Still the frontier: Information science at the Millennium

 

 

Terrence A. Brooks

The Information School

University of Washington

Seattle, WA 98195

E-mail: tabrooks@u.washington.edu

 


 

 

 He who first shortened the labour of copyists by devices of Movable Types was disbanding hired armies, and cashiering most Kings and Senates, and creating a whole new democratic world: he had invented the art of printing.   Thomas Carlyle, Sartor Resartus, bk. i, ch. 5

 

            The temptation is to wax eloquent, or pontificate upon the significance of the date: We stand at the threshold of a new Millennium and we find the world centered on information.  The date itself is arbitrary, but it prompts self-reflection.  While this millennium issue addresses how information technology has changed society, perhaps a more dramatic vehicle for reflection is how information technology has changed one’s life.

            In 1971 I began my professional career as a cataloger using p-slips and a pencil.  I punched the cards of my first computer program in 1980.  It was a remote experience since once never actually saw the computer; the cards were batched and run through hourly by a technician.  By 1981 I was writing my dissertation on an IBM mainframe.  Teaching technology in a library school in this era meant teaching online searching with Dialog, BRS and Orbit.  By 1990 I word processed on a PC in my office.  By 1994, adding gif images to HTML was novel.  By 1998 I had an NT Server in my office.  Now, to save one of my web documents is to publish it anew to the Web.  In thirty years my relationship with information has completely changed.  In the spirit of the Carlyle quotation, I am master of Movable Types.  But my new ways of reading and writing threaten society’s pillars such as publishing, authorship, librarianship, copyright, the tenure system…the list could go on.

            The intent of the Millennium issue is to provide a forum for assessment of where we have been and where we’re going.  Several themes emerged from the nine selected papers:    

 

            Community and trust   Trustworthy information emerges as an important issue.  Acting as the public’s trustworthy agent has been the historical role of librarians.  Atkinson identifies the public’s trust as an essential validator of libraries in the new Millennium.  On the other hand, lack of trust motivates Lynch’s observations.

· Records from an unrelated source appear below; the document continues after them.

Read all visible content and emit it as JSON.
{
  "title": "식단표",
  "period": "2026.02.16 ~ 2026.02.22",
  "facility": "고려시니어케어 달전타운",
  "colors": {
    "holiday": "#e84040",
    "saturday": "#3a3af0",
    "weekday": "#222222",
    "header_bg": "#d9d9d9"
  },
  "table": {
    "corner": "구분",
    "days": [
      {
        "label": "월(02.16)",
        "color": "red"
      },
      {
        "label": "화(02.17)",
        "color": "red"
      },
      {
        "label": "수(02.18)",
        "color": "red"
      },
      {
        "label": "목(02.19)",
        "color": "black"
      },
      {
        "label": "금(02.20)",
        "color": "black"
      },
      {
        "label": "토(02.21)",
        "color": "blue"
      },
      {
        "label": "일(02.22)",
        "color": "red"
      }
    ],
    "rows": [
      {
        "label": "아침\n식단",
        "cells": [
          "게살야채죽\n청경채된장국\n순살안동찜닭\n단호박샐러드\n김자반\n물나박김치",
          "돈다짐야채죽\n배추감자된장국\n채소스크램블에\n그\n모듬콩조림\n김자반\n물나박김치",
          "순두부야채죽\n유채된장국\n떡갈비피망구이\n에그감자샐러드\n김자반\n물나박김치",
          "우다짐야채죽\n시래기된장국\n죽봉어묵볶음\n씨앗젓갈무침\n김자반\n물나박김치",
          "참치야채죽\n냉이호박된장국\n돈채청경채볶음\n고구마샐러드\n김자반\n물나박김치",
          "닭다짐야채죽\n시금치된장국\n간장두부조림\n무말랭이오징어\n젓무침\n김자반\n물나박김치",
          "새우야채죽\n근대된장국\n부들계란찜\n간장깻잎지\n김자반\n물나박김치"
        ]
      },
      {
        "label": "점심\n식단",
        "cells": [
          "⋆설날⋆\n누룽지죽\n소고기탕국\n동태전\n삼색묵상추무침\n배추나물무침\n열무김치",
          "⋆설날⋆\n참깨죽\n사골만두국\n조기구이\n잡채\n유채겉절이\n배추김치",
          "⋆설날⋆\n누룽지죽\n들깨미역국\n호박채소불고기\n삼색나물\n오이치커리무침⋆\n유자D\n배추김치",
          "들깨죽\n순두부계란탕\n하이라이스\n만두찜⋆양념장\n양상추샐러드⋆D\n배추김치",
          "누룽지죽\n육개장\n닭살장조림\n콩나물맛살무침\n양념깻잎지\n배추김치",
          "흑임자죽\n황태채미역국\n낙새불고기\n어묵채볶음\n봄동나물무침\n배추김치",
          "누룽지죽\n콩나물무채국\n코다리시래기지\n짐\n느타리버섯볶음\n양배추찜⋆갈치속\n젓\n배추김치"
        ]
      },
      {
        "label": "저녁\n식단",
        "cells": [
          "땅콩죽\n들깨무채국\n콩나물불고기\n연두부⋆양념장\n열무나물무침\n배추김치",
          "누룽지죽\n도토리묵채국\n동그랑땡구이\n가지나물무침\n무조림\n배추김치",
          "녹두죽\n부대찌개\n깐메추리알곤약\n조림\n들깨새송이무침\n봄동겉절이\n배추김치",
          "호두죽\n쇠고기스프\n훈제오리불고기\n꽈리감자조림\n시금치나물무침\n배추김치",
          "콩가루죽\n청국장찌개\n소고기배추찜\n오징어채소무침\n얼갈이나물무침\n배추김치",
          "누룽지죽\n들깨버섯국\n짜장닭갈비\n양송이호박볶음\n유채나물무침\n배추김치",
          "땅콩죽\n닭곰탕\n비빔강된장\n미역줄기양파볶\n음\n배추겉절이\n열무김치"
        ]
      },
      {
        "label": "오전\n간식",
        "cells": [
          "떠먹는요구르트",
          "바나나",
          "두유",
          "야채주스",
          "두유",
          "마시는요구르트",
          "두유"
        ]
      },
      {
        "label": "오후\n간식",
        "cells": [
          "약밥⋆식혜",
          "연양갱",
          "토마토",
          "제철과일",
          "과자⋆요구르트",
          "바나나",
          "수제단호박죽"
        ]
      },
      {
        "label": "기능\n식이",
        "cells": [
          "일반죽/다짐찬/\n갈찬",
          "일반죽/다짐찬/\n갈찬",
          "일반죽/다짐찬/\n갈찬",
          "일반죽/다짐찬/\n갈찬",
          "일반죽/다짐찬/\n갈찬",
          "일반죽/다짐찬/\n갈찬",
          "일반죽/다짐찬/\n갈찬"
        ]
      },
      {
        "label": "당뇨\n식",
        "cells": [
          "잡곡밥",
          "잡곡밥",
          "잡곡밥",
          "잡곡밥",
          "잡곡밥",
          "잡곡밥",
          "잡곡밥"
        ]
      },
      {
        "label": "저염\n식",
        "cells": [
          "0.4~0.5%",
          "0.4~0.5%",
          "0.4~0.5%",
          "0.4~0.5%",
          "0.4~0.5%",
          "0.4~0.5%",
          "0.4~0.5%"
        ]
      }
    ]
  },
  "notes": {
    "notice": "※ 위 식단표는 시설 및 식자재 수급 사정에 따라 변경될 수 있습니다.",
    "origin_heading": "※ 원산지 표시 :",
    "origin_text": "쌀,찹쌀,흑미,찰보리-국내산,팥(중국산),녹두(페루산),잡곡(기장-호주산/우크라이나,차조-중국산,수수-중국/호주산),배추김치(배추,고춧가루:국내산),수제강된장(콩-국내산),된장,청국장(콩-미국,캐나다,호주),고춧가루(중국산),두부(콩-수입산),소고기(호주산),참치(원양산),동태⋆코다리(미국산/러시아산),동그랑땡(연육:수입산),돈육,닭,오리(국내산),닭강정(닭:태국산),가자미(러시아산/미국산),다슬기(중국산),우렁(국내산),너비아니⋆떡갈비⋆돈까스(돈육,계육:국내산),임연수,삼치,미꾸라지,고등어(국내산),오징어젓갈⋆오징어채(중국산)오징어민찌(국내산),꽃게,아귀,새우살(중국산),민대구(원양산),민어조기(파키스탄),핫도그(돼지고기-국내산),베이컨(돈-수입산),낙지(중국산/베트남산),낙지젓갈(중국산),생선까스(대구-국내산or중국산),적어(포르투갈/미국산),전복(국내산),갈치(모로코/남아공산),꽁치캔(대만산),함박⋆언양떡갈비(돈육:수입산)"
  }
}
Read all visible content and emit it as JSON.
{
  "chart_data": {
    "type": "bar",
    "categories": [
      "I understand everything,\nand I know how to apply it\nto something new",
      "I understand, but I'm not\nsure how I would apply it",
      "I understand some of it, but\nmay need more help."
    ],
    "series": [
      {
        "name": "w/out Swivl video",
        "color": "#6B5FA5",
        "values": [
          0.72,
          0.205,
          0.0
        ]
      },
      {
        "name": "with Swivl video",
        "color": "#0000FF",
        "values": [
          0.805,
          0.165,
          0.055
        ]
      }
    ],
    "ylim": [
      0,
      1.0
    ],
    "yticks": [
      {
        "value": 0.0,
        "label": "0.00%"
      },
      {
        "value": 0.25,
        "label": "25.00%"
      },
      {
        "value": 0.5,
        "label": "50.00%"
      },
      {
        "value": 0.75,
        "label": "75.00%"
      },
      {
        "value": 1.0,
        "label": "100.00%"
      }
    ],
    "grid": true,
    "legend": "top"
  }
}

The Web world lacks social conventions for indexing markup, which permits struggles between those that would index the Web and those whose financial interest is in attracting the attention of the Web community.   How trustworthy is Web information and how will that affect community?

 

            Communication and community   Information tends to define community.  Garfield reminisces about the reprint-sharing culture of science in the 1950s and anticipates the digital full-text documents of the future.  But will traditional forms of communication seamlessly migrate to the Web?  Liew, Foo and Chennupati report that the top ranked features of e-journals are those not available in paper journals: querying, navigation and visualization.  At a finer level, Amitay speculates about the use of language on the Web.  The Web may be one large corpus of text, but she suggests that communities will express themselves by the conventions used for writing hypertext.  It may be that new information technologies will spawn new communities.

 

            The identity of the information science community   The problem of identifying “information science” is still with us.  Hawkins is concerned with the relationship between the information science community and the library community, especially in terms of the recent initiatives to reassert the information technology aspect of information science.   Information technology is also an important aspect of the discussion of Oluić-Vuković, who attempts to shift the discussion to knowledge processing on the technical side and user demands on the other.  Uncertainty about who we are and what we do persists.

 

            Theoretical development in the information science community  Several authors expressed concern about the intellectual development of the field of information science.  Oluić-Vuković observes that while the Web has transformed information, our approach to searching large collections of records has remained relatively unchanged.  What about theoretic development?  The survey by Pettigrew and McKechnie reveals an astonishing array of theories that information scientists have employed.  Does such richness represent a fruitful blending of different intellectual communities, or superficial scattering of attention?  Finally, Bookstein points to the ambiguity of our measurements that seems to present a structural impediment to the development of social science theory.  Our theory always seems to be at an early stage, information science still at the frontier.

 

            It is a pleasure to acknowledge the many authors who contributed to this issue, the support of John Wiley, Inc. and the editor of JASIS, Don Kraft.